Não vale a pena perder tempo a chorar sobre o leite derramado. O legado é fraco e caótico, mas o futuro está por construir e março já se aproxima. O direito de votar impõe-se moralmente como um dever nas próximas eleições. Não podemos continuar sentados na bancada a criticar quem está em campo, é urgente vestir a camisola e acreditar mais em nós. Portugal merece melhor. Precisamos de reformas, de ética, de coragem. Precisamos de pessoas que pensem no país e não no seu umbigo. Precisamos de arrumar a casa, de deitar para o lixo a tralha que nos atrasa e que não nos deixa avançar para que, daqui a um ano, não estejamos a lamentar-nos dos mesmos problemas. Ou nos unimos a favor de uma mudança profunda, ou continuaremos condenados ao movimento perpétuo da roda do ratinho.

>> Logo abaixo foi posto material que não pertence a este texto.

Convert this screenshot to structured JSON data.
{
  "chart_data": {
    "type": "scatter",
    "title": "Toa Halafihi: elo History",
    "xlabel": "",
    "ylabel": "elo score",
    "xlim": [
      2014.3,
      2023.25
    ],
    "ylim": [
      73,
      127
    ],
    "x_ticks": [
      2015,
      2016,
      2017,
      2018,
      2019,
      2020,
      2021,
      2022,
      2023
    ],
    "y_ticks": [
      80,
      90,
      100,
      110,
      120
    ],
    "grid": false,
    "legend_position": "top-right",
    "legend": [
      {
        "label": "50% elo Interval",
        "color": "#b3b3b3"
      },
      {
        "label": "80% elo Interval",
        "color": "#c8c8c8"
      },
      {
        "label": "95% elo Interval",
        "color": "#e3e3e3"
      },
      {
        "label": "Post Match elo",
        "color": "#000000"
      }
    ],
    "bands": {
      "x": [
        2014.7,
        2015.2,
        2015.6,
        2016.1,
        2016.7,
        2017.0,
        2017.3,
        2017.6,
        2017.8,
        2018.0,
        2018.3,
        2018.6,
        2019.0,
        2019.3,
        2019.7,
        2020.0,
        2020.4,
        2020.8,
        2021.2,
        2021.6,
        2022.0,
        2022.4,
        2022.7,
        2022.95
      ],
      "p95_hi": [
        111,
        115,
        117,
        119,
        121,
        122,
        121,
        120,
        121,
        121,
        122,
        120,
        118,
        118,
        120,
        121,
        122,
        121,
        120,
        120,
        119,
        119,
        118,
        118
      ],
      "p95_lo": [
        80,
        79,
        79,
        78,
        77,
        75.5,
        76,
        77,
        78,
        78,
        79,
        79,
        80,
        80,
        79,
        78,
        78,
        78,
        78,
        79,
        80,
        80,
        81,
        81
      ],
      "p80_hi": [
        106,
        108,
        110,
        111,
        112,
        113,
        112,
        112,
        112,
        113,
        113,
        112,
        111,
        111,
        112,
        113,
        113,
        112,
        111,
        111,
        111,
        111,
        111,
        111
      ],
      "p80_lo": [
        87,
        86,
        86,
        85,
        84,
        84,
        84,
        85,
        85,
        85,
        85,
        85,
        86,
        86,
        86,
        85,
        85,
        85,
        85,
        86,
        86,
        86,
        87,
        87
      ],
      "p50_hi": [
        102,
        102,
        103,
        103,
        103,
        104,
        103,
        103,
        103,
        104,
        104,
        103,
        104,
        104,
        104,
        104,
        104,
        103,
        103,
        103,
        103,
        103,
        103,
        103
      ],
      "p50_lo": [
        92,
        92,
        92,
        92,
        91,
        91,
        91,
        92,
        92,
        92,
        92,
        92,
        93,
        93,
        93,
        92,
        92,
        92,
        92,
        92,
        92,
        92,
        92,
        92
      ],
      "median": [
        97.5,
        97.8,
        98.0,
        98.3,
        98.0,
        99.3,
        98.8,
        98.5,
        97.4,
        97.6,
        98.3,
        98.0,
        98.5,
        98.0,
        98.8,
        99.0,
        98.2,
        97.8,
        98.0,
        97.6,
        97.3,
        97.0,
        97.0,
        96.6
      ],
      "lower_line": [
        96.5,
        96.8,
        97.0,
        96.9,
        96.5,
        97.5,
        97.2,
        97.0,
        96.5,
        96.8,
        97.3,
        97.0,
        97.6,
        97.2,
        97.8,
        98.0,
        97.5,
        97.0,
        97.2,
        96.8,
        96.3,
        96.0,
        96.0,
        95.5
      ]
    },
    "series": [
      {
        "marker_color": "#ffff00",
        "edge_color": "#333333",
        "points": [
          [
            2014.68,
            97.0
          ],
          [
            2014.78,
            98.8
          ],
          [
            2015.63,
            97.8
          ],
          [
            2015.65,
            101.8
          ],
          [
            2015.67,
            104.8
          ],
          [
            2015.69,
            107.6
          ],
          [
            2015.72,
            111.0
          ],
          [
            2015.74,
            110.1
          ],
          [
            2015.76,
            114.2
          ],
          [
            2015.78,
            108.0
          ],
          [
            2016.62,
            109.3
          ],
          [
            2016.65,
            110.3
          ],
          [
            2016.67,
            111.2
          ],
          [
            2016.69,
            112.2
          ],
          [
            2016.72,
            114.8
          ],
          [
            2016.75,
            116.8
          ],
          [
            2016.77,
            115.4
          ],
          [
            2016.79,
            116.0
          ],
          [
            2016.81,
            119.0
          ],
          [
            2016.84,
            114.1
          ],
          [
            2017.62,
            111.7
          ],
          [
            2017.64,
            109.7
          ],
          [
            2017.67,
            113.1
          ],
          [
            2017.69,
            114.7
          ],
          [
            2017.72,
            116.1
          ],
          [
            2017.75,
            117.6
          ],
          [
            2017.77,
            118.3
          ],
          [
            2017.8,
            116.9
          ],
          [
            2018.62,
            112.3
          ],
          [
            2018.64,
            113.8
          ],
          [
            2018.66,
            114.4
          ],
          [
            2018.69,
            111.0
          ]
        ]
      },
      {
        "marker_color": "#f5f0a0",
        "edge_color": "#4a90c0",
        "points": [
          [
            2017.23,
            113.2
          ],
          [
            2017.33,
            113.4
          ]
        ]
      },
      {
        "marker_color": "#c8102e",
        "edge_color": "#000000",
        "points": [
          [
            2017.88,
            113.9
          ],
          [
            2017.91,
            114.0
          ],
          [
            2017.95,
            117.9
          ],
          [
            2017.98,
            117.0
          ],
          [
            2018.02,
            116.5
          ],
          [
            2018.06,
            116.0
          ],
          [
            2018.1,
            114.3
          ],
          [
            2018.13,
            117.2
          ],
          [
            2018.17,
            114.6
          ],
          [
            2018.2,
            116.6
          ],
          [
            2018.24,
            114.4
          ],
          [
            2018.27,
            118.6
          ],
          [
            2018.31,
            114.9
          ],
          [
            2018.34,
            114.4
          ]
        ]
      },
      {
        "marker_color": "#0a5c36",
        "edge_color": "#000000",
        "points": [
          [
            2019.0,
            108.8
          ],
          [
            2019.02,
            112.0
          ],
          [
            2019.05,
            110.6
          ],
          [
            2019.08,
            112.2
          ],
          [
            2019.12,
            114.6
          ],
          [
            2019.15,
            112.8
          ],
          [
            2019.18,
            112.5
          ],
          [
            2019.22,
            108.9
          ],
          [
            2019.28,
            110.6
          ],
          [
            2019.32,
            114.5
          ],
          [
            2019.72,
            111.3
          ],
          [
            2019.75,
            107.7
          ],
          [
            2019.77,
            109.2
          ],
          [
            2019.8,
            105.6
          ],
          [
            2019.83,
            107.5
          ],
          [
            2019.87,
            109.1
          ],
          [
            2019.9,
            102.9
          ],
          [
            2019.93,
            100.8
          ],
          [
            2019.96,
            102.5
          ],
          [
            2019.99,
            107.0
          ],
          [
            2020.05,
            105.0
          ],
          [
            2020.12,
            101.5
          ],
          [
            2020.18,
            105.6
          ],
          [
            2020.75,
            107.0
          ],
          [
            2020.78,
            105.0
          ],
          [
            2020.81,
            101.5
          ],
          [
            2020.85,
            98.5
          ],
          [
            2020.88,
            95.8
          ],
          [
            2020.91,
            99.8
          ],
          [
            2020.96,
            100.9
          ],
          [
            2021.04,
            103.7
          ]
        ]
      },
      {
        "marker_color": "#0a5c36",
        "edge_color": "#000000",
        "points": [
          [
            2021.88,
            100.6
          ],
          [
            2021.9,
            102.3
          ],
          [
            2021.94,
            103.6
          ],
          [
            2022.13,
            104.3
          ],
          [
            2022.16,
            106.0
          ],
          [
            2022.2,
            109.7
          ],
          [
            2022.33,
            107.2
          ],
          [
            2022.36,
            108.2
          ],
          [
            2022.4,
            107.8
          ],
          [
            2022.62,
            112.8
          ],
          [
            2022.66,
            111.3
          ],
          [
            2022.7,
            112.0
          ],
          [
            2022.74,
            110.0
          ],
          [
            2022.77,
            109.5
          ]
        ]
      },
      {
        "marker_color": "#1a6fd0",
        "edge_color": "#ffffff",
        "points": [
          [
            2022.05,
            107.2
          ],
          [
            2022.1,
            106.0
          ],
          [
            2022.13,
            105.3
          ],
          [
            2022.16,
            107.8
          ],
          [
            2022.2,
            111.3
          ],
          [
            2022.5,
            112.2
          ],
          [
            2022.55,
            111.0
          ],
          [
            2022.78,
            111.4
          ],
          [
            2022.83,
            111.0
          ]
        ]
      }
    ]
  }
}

O socialismo só serve os socialistas, a democracia serve todos. Não existem sistemas perfeitos, imaculados e incorruptíveis. “A democracia é o pior dos regimes, à exceção de todos os outros”, disse Churchill… A ironia fina do grande estadista que nunca se rendeu ao invasor serve de mote para um futuro melhor. Socialismo, nunca mais.